Should a been a Pidjin.
Gaffer decided we'd walk down, and around, town and catch the town service back using our wrinkly cards.
Todays offerings included some''after'' shots of the town notcentre development, a ''road to nowhere'', a ''NitFree'' comb (As if you'd buy one with nits) and yet another dead pub.
After we got off the bus, on the 20 or so yds home I spotted this beauty.
O.K., you're both asking, where does the pigeon factor in?
Well it befell thusly>>>------------->
We'd been home a while, had our bait (That's ''Lunch'' to you posh folk and furriners) I was just setting off to the kitchen, the three o'clock cuppa for the making of when I beheld a strange sight.
One Dark Checker racing pigeon had actually hopped over the door step, through the kitchen, past the open toilet door, and the computer shack, plonked itself in the middle of the sitting room carpet and just sat waiting to be fed.
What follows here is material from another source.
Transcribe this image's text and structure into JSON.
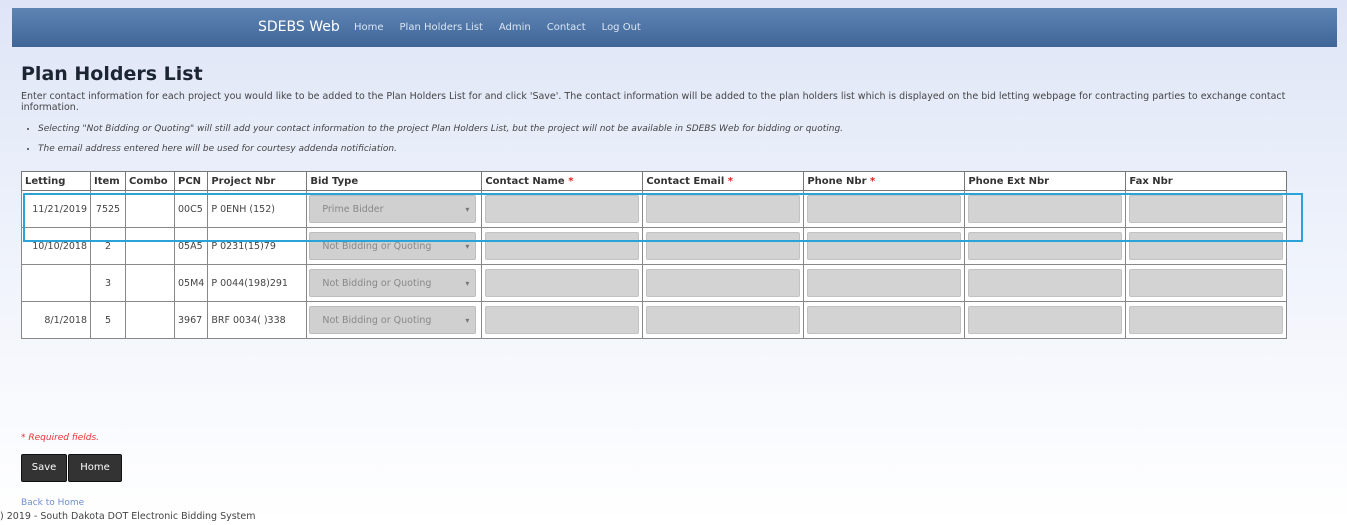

I herded it out, via a side trip down the hall, into the kitchen, where it decided to leave via the closed window. It was aprehended on the cill before it marmelised any plants.
I then got it into the accustomed ''pigeon grip'', read its ring number to The Gaffer and carried it to the back lawn, via a shed stop to grab some grub. It must have been ''fair famished'' coz it pecked at the food in my hand prior to putting it in a dish. I set it on the ground, whereupon it attacked the food in preference to taking flight.
If I'd had the brains of yer average custard powder I'd have grabbed the camera and it would have been either ...
''On the Carpet'' or
''A bird in the hand etc.''
Even money says either it'll be away home tomorrow or we've gained a lodger.